= Ivan Snehota =

Italian business theorist (1946–2022)

Ivan Snehota (1946–2022) was an Italian organizational theorist, consultant, and Professor of Marketing at the Faculty of Communication Sciences of the University of Lugano, known for his work in the field of business networks with Håkan Håkansson and others.

== Biography ==
Snehota obtained his PhD in Business Administration at the University of Uppsala in 1990 with the thesis, entitled "Notes on a Theory of Business Enterprise."

Snehota started his academic career as lecturer at the University of Uppsala from 1971 to 1979. After his graduation he returned to Italy, where he worked in industry in management positions and as management consultant until 1990. In that period he was also lecturer in marketing at the SDA Bocconi School of Management and at the University of Turin business school. In 1991 he returned to the University of Uppsala as associate professor, and in 1996 moved to the Stockholm School of Economics where he was coordinator of the Department of Marketing, Distribution and Industry Dynamics. In the new millennium he was appointed Professor of Marketing at the Faculty of Communication Sciences of the University of Lugano.

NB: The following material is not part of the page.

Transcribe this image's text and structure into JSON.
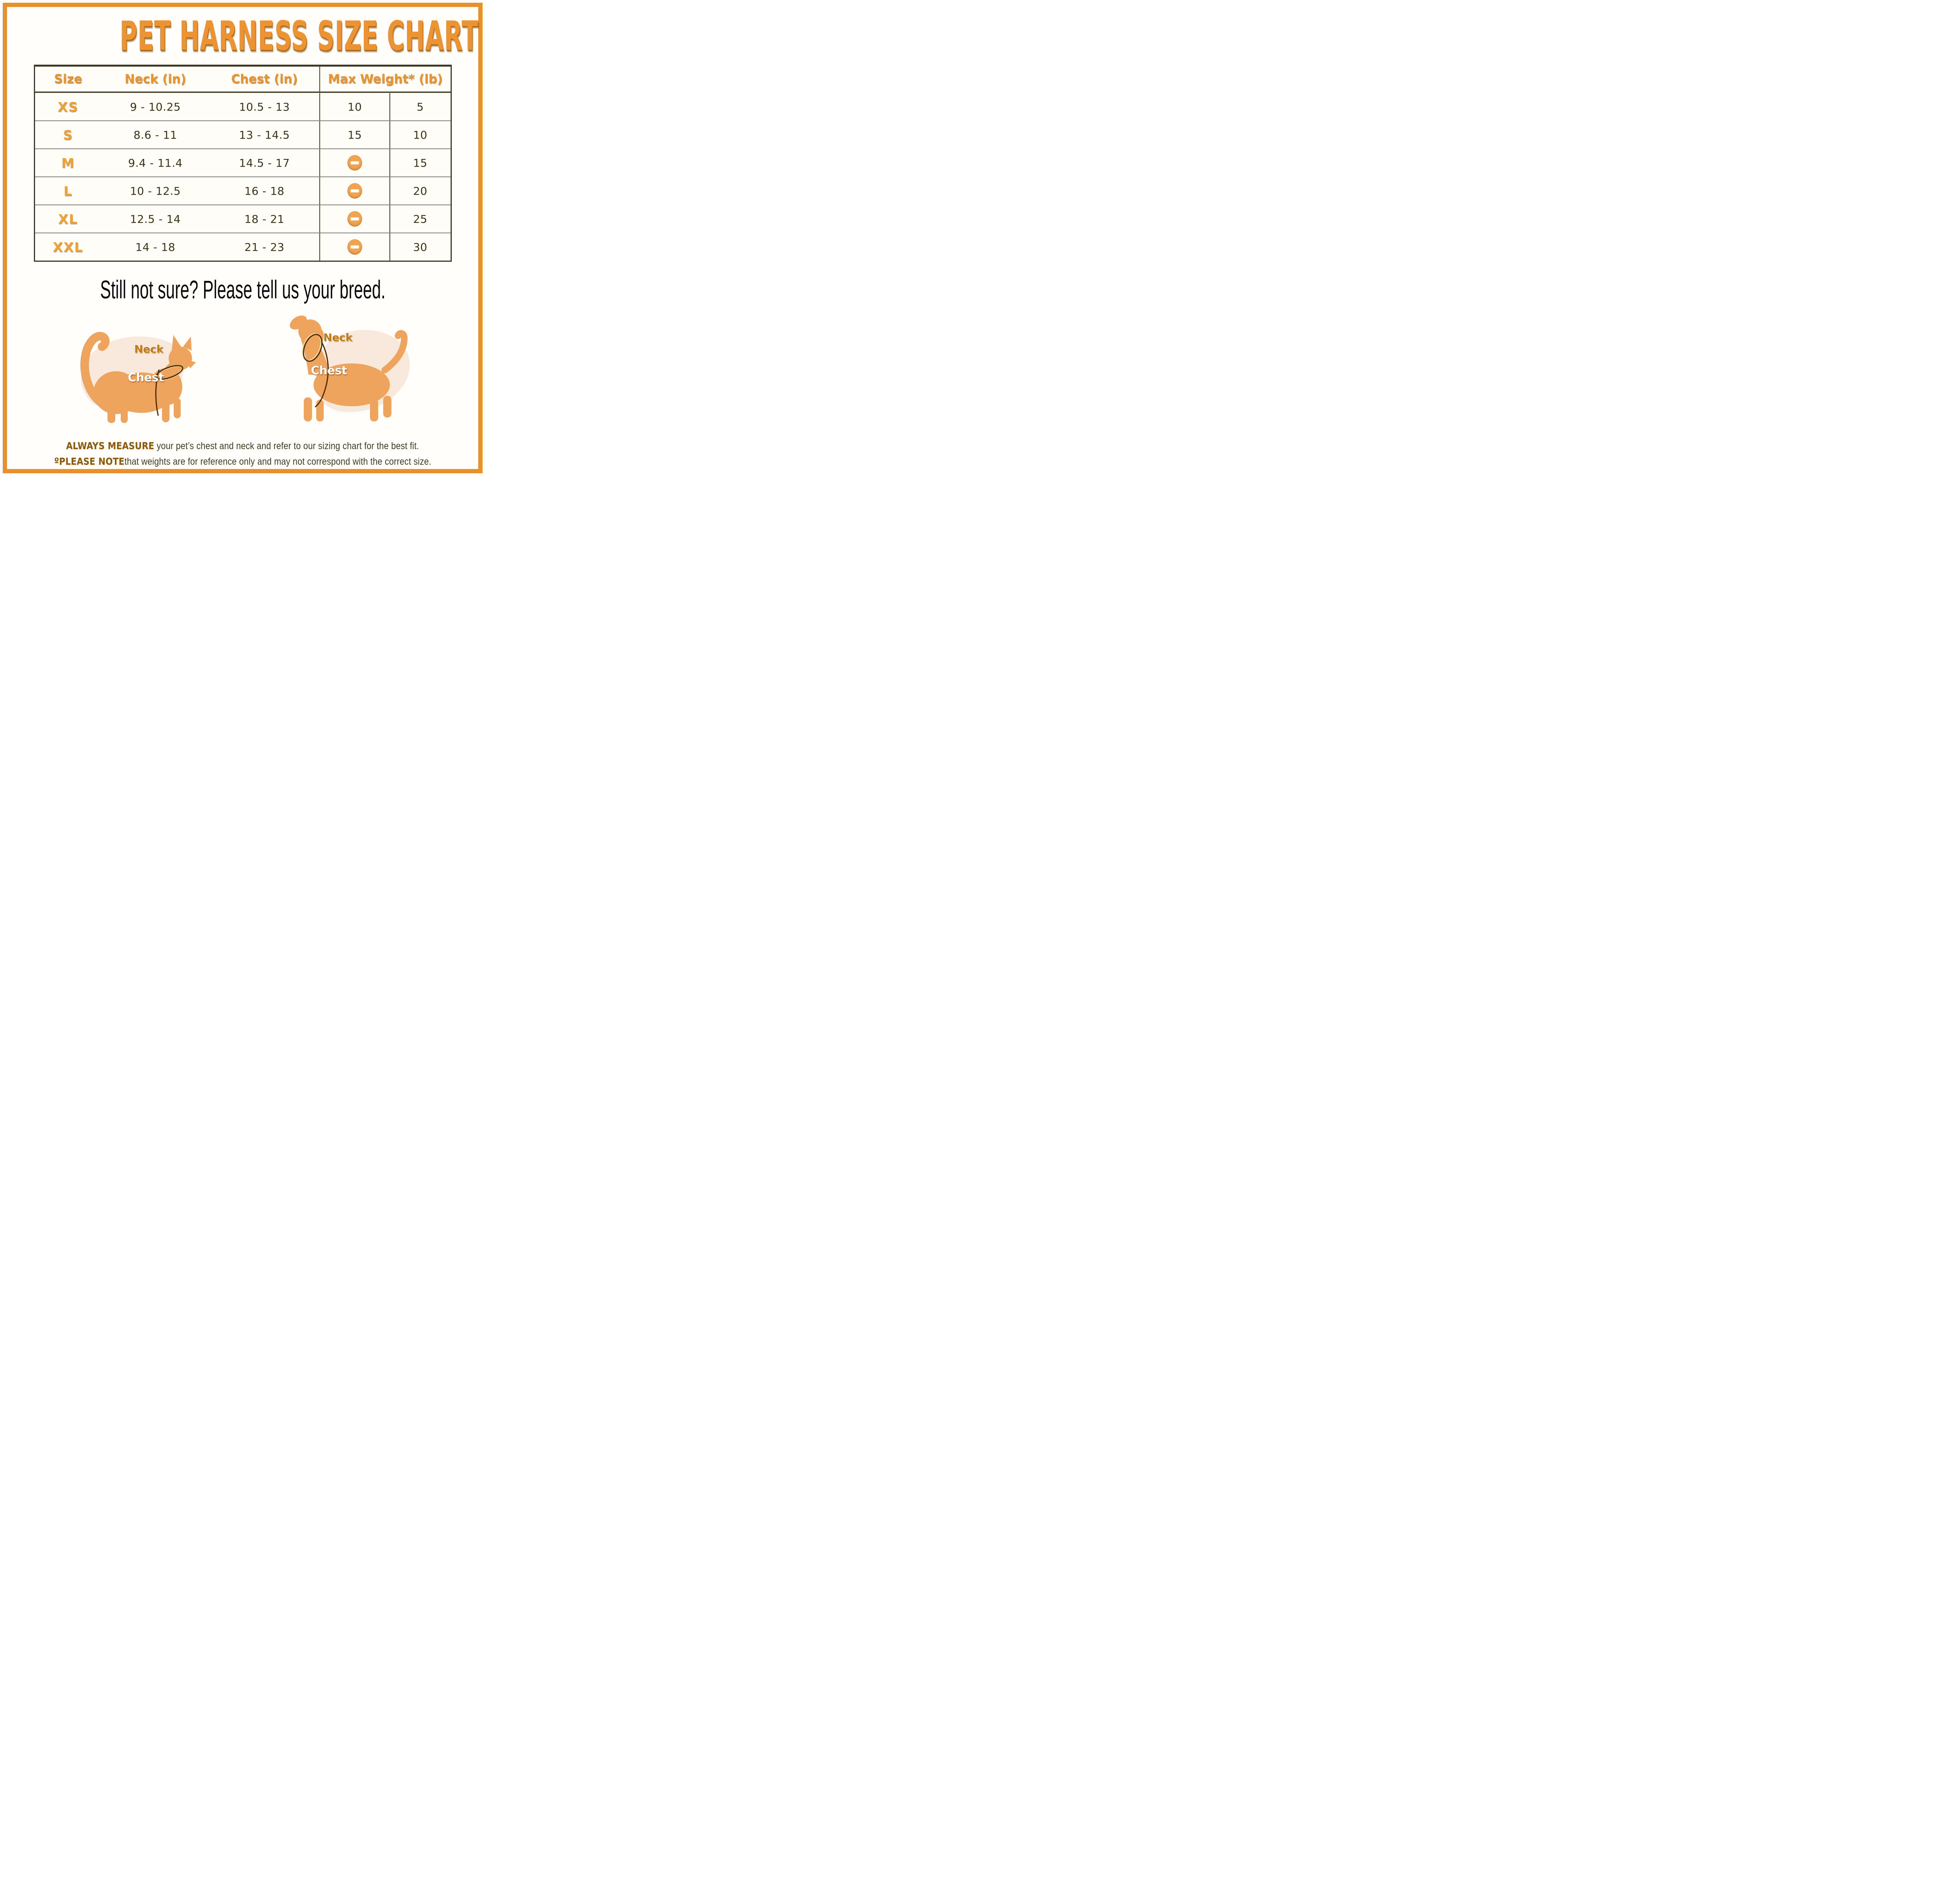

His research interests are in the field of "the development and theory of the firm, the business development, operation and dynamics of industrial markets and business-to-business - themes that developed in the research and in... of professional training programs in various corporate and European Business Schools."

== Selected publications ==
- Snehota, Ivan, IMP Group. International marketing and purchasing of industrial goods: An interaction approach. (1982).
- Snehota, Ivan (1990), Notes on a Theory of Business Enterprise, Doctoral Thesis, Uppsala University
- Snehota, Ivan, and Håkan Håkansson, eds. Developing relationships in business networks . Londres: Routledge, 1995.
- Ford, David, Lars-Erik Gadde, Håkan Håkansson, and Ivan Snehota. "Managing business relationships." (2003).
- Håkansson, H., Ford, D., Gadde, L. E., Snehota, I., & Waluszewski, A. (2009). Business in networks. John Wiley & Sons,.

Articles, a selection
- Håkansson, Håkan, and Ivan Snehota. "No business is an island: the network concept of business strategy." Scandinavian journal of management 5.3 (1989): 187–200.
- Gadde, Lars-Erik, and Ivan Snehota. "Making the most of supplier relationships." Industrial Marketing Management 29.4 (2000): 305–316.